Karena sepertinya buntu, dia pun membawa saya ke petugas informasi di area tersebut. Saya ceritakan ulang kondisi di atas. Seperti ada harapan, karena dia beberapa kali tektokan dengan petugas lain (yg sepertinya ada di sisi LS) via telepon dan Whatsapp, dan saya menunggu cukup lama, sampai sekitar jam 1 siang. Sampai akhirnya dia bilang "You can go through the immigration gate" yang saya jawab "But I don't have the arrival card," kemudian dia bilang "You can fill it with your previous flight when you came here, just use today as the date of the arrival." Agak bahagia, setelah mengucapkan terima kasih, langsung lah saya coba isi si arrival card, kemudian segera menuju pintu tersebut.

Pintu pertama: Scan paspor dan pengecekan arrival card, lolos. Lewatlah saya ke pintu kedua.
Pintu kedua: Gagal! Tulisan di layarnya menunjukkan bahwa saya harus menunggu officer untuk menjemput dan memproses lebih lanjut. Huft.

Tampilan Dua Pintu Imigrasi, src: https://www.todayonline.com/singapore/95percent-arrivals-changi-automated-lanes-early-2024-ica-2157826

Kali ini, saya dibawa ke petugas imigrasi yang kelihatannya punya posisi lebih tinggi (manager?), saya ceritakan ulang semuanya dan saya sampaikan tambahkan informasi kepadanya bahwa penerbangan saya adalah pada pukul 2.45pm (sekitar 1 jam 30 menit lagi), dan seharusnya saya boarding pada pukul 2.05pm (tinggal 50 menit lagi).
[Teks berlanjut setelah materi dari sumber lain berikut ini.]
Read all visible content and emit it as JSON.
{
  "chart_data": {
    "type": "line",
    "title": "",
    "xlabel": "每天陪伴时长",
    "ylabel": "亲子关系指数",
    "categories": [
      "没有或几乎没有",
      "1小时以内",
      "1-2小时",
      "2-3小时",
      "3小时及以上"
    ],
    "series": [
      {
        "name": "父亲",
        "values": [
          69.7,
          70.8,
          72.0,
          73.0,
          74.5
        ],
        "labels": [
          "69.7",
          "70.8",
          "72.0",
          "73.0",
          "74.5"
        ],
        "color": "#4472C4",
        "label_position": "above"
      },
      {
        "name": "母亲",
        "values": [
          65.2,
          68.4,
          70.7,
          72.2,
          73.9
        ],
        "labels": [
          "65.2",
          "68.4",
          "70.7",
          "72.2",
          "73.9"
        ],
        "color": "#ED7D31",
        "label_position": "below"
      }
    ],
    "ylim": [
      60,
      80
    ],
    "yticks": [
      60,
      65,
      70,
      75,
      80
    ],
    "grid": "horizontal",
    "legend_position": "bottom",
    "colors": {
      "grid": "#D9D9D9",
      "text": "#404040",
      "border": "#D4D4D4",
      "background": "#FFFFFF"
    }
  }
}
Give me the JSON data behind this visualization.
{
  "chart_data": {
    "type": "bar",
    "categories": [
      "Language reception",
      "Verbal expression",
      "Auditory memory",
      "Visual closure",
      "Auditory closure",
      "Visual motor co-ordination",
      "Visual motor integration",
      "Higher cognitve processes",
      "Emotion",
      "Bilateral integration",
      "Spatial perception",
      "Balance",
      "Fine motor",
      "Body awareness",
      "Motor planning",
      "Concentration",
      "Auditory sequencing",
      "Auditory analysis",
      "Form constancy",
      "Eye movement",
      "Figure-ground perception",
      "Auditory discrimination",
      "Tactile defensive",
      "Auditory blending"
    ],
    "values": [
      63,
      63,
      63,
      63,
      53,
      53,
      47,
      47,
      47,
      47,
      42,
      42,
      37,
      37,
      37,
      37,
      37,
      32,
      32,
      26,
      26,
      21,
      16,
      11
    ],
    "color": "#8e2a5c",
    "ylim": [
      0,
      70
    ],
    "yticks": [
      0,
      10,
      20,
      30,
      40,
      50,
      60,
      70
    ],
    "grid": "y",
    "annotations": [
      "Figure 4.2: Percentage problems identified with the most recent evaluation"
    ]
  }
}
Tidak lupa saya bilang bahwa "If it's not possible, I am willing to throw these things away to be able to past the security check, rather than not able to take the flight."


Finally, Berhasil Lewat!

Si manager, setelah mengumpulkan data saya (nomor paspor, jadwal penerbangan, dll) meminta saya duduk (di area yang diisi orang-orang "bermasalah" yang tidak bisa masuk ke Singapura, haha). Setelah call sana sini, sekitar 10 menit kemudian dia bilang mendatangi saya dan bilang: "An Air Asia staff will accompany you exiting this area to the checkin desk. After that you can entering the secure zone back." Mendengar itu saya sangat hepi dan segera mengabarkan kondisi terkini ke Destya, sambil bertanya lokasi beberapa store di dalam T4 yang memang mau saya datangi, salah satunya tentu saja Irvin's.

Sekitar 5 menit kemudian seorang staf Air Asia datang, setelah itu saya harus melakukan clearance dengan mengambil foto dan sidik jari lagi untuk masuk ke Singapura. Ditemani si staf Air Asia menuju ke meja check-in, kemudian berjalan cepat untuk kembali melewati area imigrasi Singapura, saya ingat sekali saya berhasil melewati area imigrasi pukul 1.30pm, selesai berbelanja semua barang yang saya mau di duty-free pada pukul 1.45pm, dan selesai makan laksa halal yang cukup enak pada pukul 2.05pm (yang seharusnya jadi waktu boarding saya).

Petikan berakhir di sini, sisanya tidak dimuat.